On 11 October 2023 the Board announced its decision to proceed with the RUMS project due to it having become the least value destructive option for shareholders. This was based on the advice received from the Former Investment Manager that:

  • panel prices had fallen by 30% which meant that the negative NPV was significantly less than at 31 December 2022;
  • aborting the RUMS project would: (i) crystallise an immediate write off of US$8.9 million of costs incurred in respect of the project as at 30 September 2023; (ii) result in the encashment of US$1.2 million of performance bank guarantees; (iii) potentially indirectly expose SolarArise to abandonment liabilities (net of the performance bank guarantees) of up to US$32.3 million and likely protracted associated litigation; and (iv) lead to reputational damage that could adversely impact the value of the SolarArise platform; and
  • whilst the RUMS project was clearly not value accretive, proceeding to construct it would: (i) allow SolarArise to better manage its liabilities in respect of the RUMS project, providing greater certainty compared to a very uncertain process of aborting it, both in terms of the value of any potential abandonment liabilities and the expected timeline for settlement; and (ii) add a further 200 MW of capacity to the SolarArise platform and, once operational as part of a wider portfolio, may facilitate a more attractive exit of SolarArise in any future liquidity event.

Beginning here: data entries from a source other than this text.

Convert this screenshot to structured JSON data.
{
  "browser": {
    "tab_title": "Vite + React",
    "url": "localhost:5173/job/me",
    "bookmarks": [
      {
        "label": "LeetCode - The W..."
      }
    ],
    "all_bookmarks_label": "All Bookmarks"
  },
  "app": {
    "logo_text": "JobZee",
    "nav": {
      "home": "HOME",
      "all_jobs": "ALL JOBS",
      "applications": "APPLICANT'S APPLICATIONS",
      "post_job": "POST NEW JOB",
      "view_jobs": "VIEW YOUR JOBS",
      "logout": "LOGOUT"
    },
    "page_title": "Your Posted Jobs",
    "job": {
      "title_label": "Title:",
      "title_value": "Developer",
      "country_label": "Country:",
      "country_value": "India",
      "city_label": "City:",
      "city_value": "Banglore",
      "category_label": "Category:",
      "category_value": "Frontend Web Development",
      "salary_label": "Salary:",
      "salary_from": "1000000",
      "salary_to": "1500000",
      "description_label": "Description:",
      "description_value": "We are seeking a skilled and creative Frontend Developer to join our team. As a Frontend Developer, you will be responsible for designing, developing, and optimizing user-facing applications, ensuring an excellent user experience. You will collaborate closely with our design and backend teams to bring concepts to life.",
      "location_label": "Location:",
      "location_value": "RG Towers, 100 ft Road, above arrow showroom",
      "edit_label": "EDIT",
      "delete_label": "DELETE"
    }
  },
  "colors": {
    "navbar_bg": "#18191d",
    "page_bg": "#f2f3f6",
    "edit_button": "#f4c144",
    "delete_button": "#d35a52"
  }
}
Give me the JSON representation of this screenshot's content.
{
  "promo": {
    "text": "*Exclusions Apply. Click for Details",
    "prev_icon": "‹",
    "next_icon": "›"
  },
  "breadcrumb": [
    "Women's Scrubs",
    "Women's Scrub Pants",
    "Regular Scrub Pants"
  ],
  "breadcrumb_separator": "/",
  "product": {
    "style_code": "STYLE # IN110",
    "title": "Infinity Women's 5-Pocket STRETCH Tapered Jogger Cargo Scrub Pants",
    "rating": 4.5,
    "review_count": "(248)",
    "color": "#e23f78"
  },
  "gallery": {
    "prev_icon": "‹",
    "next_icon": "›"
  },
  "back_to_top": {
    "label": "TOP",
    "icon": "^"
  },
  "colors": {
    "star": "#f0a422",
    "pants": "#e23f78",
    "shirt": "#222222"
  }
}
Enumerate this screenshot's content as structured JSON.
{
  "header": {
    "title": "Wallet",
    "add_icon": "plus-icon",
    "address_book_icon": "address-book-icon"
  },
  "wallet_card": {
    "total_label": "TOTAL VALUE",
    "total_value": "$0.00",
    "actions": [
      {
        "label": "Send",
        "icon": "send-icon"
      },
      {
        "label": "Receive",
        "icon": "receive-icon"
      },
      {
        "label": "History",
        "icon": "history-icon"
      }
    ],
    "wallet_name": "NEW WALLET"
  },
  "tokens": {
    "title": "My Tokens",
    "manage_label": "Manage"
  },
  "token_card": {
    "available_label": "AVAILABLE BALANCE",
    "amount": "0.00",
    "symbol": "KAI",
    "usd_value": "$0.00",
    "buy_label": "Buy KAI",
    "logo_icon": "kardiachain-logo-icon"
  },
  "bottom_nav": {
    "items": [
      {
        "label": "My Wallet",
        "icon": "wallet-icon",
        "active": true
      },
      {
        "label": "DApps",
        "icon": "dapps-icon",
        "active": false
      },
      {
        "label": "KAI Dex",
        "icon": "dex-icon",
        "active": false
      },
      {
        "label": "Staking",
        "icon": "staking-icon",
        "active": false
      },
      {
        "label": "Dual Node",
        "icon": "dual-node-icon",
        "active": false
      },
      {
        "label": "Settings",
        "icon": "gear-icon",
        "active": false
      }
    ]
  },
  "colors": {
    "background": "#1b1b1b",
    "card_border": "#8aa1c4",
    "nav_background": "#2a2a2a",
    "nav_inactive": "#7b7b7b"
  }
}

To proceed with the RUMS project, the Board put forward a resolution to amend the single country limit in the Company’s investment policy to avoid any potential breach of that limit as a consequence of proceeding with the RUMS project (and also to make clarificatory changes to the gearing policy), which was passed at a general meeting held on 31 October 2023.

Change of name and new corporate website

On 27 October 2023, the Company changed its name to Asian Energy Impact Trust plc. The Company launched a new corporate website, https://www.asianenergyimpact.com/, on 1 November 2023.

Winding-up proposal

In accordance with its obligation to put forward proposals for the reconstruction, reorganisation or winding-up of the Company to shareholders for their approval within four months of the Continuation Resolutions not having been passed, the Board convened a further general meeting on 19 December 2023 to consider a resolution to wind-up the Company and appoint liquidators. The Board had considered possible options for a reconstruction or reorganisation of the Company but, given, in particular, the concentrated and illiquid nature of the Company’s portfolio and the current size of the Company, the Board concluded that a reorganisation or reconstruction was not viable or in the best interests of shareholders as a whole. Accordingly, in order to comply with its obligation under the Articles, the Board’s only option was to put a winding up proposal, but recommend shareholders vote against the resolution principally for the following reasons: (i) if the resolution was passed, it was expected that the listing of the Company’s shares would be permanently suspended; and (ii) if the resolution was not passed (in-line with the Board’s voting recommendation), the Board would have the additional time needed to complete the strategic review of the options for the Company’s future and shareholders would have the opportunity to vote on the outcome of the strategic review. Shareholders representing 83% of the votes cast (and 69% of the issued share capital) voted against the winding-up resolution, in line with the Board’s recommendation.